I suppose the aspect that was most surprising to me was King James VI’s active involvement in the Scottish witch hunts during the late sixteenth century. In the novel I have used a story that was reported from the North Berwick witch trials. During the trials, King James personally interrogated a woman called Agnes Sampson. Agnes told him about her involvement in a coven of witches that had worked magic to sink the king’s ship. James expressed scepticism about her claims, until she whispered in his ear the words the king had said to his wife, Anne of Denmark, on their wedding night. After that encounter, James was apparently convinced that the witches of Scotland were plotting to assassinate him.
Can you share with us some of the books that you read as a child and young adult that have made an impact on you?
This is a really hard question, because I was an avid reader as a child and young adult and devoured everything I could get my hands on. Fortunately, my mother would never deny me a book and so I always had a good supply!

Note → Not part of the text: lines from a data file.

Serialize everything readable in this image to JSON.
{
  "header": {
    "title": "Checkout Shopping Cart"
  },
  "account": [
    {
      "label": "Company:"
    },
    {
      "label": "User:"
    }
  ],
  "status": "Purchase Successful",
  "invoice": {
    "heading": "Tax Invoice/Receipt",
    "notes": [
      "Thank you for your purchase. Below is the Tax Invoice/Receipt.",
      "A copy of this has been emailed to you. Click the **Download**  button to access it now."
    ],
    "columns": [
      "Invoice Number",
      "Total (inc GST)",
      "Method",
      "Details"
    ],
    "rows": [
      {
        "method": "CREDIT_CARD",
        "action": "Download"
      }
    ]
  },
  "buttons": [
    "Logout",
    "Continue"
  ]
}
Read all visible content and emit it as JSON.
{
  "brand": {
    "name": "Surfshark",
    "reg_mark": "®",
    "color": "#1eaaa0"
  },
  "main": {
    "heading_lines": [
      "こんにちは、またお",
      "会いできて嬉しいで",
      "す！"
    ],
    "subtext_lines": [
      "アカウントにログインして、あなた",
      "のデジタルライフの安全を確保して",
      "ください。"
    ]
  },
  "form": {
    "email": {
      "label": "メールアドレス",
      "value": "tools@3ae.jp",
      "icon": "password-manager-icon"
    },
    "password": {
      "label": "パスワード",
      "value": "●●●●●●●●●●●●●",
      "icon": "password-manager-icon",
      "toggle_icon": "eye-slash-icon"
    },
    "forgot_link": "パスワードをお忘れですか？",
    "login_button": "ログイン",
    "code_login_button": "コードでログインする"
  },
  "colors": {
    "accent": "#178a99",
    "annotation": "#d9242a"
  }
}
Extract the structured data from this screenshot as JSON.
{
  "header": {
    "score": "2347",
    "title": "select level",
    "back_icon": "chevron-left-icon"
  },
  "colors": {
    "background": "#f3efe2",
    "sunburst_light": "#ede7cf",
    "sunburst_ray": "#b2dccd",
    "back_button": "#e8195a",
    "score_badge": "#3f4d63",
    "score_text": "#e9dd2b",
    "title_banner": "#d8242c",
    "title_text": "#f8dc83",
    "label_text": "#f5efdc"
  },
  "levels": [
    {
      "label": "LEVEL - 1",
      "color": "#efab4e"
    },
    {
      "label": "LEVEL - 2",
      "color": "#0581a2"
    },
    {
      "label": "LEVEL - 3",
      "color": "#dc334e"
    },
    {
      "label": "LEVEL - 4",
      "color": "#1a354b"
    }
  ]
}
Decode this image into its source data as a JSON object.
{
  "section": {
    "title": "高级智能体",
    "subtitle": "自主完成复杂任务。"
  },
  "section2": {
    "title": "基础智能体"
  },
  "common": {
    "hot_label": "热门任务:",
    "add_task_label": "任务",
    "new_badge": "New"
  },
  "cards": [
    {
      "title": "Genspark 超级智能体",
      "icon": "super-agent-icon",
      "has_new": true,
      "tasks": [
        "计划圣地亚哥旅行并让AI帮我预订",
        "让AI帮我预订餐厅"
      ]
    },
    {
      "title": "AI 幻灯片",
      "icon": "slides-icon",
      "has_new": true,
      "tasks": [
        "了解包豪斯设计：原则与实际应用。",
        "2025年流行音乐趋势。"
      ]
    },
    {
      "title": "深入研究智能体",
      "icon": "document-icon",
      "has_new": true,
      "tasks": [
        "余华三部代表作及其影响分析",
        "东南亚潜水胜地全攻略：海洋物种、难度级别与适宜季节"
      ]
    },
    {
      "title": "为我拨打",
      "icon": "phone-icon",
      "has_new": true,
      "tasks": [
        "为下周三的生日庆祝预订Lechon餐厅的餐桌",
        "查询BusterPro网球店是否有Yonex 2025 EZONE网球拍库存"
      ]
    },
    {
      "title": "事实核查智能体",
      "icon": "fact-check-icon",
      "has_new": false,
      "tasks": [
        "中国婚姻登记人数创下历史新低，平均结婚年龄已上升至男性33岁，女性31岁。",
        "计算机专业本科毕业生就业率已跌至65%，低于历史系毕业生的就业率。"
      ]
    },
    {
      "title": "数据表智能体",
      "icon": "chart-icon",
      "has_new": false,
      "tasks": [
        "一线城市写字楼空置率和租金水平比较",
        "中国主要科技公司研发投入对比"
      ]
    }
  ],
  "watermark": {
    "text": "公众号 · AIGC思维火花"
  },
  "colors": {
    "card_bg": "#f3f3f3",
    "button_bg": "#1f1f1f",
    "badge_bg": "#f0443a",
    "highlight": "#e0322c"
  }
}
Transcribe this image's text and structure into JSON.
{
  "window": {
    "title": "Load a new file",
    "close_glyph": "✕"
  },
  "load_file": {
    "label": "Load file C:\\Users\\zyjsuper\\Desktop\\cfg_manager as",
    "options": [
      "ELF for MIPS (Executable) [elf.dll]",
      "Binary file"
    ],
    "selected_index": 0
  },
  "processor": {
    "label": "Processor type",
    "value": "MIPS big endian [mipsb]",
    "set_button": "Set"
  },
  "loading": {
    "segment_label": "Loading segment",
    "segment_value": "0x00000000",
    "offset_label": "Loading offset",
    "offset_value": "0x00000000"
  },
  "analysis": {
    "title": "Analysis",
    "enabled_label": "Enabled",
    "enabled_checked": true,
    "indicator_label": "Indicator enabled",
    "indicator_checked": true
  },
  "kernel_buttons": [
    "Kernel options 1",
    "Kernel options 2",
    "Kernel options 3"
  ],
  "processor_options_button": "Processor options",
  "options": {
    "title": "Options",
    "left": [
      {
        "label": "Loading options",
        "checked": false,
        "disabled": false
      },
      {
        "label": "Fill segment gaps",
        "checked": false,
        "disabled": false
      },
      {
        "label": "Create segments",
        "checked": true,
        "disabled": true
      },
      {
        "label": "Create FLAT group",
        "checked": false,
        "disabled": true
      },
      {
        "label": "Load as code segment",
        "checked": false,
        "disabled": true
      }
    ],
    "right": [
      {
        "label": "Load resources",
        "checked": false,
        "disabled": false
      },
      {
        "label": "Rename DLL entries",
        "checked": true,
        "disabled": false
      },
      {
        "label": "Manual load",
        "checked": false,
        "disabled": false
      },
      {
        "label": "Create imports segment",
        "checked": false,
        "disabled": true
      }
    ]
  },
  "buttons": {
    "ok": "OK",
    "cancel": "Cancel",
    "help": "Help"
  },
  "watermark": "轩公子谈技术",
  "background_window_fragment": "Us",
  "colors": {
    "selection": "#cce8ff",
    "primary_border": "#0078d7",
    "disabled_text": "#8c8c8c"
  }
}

My two absolute favourite books from childhood are The Catcher in the Rye and To Kill a Mockingbird. I’m not a huge fantasy reader, but as a younger child I enjoyed the Narnia books by C.S. Lewis, and when I was older I read Tolkien. I’m sure I’m dating myself, but as a young adult I read Judy Blume and S.E. Hinton, as well as Sue Townsend’s Adrian Mole series. I also read many of the classics and particularly loved Dickens. I recall there was a nineteenth-century Russian literature obsession at some point as well!
Cait Duggan has spent the best part of twenty years working in commercial law, while harbouring a secret ambition to become a writer. This led her to undertake a number of writing courses, studying at the Writers’ Studio and Faber Writing Academy. As she loves history and is obsessed with magic, Cait writes fantasy and magical realism for children and young adults. The Last Balfour is her first novel.